Никто не стал возражать, но далеко не все товарищи разделяли взгляды Билла. Со следующего воскресенья обрадованный священник начал сочетать узами брака новые пары колонистов.


Каторжникам стали выдавать провизию на целую неделю. Им пришлось нелегко: требовалась огромная сила воли, чтобы сдержаться и не съесть всю еду в первые же два дня. Теперь, когда все каторжники были вынуждены работать, паек казался им особенно скудным. Благодаря любезности лейтенанта Ферзера у них появились чайники и котелки, жаль только, что класть в них было почти нечего.

Отряд Ричарда достроил свое жилище. Стены заменили двумя слоями веток – один был расположен вертикально, а другой горизонтально; прочную кровлю из пальмовых веток поддерживала решетчатая рама. Даже во время ливней в хижине было довольно сухо, но ветер проникал во все щели, и поэтому вскоре пришлось прикрыть стены снаружи связанными пальмовыми ветками. Окон в этом жилище не было, единственная дверь находилась под прикрытием глыбы песчаника. Какой бы убогой ни была эта хибара, она во всех отношениях превосходила тюремное помещение «Александера». В хижине пахло чистой смолой, а не зловонной смесью дегтя и нечистот, пол устилали сухие листья. Кроме того, на каторжников не надели кандалы и оставили их почти без надзора. Пехотинцы следили только за теми заключенными, кто уже не раз доставлял им неприятности, поэтому благополучные отряды были предоставлены самим себе. Их лишь время от времени навещали пехотинцы, убеждаясь, что работа продолжается.

Рабочим местом Ричарда стал небольшой навес за палатками пехотинцев, поблизости от ям для лесопилок, рыть которые в каменистой почве было нелегко. Вместо лопат землекопы поминутно брали в руки кирки и ломы.

Пилы еще не успели разгрузить (разгрузка шла донельзя медленно), и топоры тупились быстрее, чем Ричард успевал затачивать их.

– Мне нужны помощники, сэр, – однажды обратился он к майору Россу. – Дайте мне двух учеников, и к тому времени, как понадобится точить пилы, я успею обучить их затачивать топоры.

– Ты рассуждаешь разумно. А зачем тебе сразу двое помощников?

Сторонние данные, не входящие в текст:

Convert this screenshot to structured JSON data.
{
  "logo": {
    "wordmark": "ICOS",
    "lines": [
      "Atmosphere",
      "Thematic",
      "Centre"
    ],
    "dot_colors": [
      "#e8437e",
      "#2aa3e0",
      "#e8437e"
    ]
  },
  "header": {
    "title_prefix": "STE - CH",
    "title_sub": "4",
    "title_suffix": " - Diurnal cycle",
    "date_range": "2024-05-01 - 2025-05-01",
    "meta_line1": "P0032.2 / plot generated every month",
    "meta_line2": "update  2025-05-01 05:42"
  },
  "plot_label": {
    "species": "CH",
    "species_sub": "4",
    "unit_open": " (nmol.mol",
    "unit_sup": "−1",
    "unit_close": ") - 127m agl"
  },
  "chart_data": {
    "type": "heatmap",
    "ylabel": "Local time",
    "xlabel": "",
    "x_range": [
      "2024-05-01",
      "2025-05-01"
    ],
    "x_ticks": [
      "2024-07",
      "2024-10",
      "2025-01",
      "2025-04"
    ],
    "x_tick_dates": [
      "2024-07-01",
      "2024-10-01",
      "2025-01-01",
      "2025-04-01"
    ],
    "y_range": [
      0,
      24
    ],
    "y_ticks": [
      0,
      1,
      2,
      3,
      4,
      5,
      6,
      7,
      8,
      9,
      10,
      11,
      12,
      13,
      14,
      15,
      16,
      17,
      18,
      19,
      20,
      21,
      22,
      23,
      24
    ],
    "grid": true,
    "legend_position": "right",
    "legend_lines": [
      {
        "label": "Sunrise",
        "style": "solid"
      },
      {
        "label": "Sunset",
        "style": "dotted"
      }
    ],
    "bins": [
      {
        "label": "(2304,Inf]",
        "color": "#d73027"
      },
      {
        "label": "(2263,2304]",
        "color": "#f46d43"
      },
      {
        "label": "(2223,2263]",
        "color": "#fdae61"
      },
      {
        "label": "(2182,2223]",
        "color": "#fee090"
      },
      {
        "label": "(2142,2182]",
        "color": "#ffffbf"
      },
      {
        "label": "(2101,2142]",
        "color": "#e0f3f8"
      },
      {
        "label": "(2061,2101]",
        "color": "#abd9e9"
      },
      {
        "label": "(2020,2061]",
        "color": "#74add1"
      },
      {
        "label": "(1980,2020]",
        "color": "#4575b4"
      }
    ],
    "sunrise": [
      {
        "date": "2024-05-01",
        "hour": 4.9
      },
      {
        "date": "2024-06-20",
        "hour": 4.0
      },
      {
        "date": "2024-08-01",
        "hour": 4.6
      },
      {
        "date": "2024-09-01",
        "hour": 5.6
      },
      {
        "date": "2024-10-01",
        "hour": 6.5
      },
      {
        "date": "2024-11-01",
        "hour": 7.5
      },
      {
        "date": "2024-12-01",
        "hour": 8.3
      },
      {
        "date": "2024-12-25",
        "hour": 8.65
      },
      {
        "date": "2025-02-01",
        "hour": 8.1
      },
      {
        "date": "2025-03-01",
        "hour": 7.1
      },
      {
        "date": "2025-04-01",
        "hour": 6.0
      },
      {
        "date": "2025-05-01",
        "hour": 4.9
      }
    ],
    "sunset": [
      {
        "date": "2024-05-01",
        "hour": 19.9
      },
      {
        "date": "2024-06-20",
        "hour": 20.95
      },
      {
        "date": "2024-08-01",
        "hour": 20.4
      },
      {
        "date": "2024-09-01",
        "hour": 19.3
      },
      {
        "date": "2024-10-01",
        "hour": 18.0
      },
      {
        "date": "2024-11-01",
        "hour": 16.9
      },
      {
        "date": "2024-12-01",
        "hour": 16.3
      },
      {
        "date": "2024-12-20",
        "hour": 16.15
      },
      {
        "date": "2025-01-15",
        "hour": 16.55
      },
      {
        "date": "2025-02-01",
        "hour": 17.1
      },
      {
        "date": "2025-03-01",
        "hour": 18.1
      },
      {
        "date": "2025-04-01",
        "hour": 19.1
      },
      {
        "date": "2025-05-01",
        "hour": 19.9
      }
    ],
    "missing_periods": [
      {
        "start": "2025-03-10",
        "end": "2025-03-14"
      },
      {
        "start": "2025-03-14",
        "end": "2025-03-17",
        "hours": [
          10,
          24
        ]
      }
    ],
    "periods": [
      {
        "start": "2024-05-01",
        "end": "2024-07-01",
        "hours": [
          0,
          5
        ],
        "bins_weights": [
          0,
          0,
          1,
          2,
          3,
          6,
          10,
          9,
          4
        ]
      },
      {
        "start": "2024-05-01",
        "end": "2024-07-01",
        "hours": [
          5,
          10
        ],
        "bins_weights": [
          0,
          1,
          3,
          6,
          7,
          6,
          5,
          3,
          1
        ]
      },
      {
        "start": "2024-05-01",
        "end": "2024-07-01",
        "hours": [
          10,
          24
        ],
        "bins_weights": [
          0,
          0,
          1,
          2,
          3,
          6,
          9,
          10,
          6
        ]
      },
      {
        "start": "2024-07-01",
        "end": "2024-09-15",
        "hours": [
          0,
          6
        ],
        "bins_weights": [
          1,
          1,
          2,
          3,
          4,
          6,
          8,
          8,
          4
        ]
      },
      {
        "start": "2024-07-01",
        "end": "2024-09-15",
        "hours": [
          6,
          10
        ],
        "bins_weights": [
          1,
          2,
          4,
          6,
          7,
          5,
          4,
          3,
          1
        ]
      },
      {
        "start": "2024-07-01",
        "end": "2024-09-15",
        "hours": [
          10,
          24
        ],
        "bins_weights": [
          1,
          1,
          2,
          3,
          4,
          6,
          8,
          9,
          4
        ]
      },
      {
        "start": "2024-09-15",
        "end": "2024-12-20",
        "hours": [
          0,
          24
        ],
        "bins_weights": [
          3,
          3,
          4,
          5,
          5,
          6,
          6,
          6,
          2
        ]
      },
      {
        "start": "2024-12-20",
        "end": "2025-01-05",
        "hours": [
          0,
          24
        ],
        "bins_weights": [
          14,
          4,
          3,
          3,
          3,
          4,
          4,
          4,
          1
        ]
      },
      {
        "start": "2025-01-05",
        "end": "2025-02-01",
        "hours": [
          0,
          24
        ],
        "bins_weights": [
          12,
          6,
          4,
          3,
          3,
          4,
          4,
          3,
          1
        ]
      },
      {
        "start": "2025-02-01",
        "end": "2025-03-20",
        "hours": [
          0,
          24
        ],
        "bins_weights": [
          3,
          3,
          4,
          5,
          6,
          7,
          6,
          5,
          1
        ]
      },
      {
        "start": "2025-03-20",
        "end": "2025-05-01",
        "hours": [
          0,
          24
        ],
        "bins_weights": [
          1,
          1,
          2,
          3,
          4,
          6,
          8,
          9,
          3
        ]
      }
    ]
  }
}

– Затем, что по поводу вещей в колонии уже начались споры. Составление списков – хорошее дело, но еще полезнее было бы вырезать имя владельца на рукоятке каждого топора или молотка. А когда разгрузят пилы, точно так же можно поступить и с ними. Так мы избавим интендантов от лишней работы, сэр.

В уголках светло-серых глаз появились мелкие морщинки, хотя улыбка так и не осветила лицо.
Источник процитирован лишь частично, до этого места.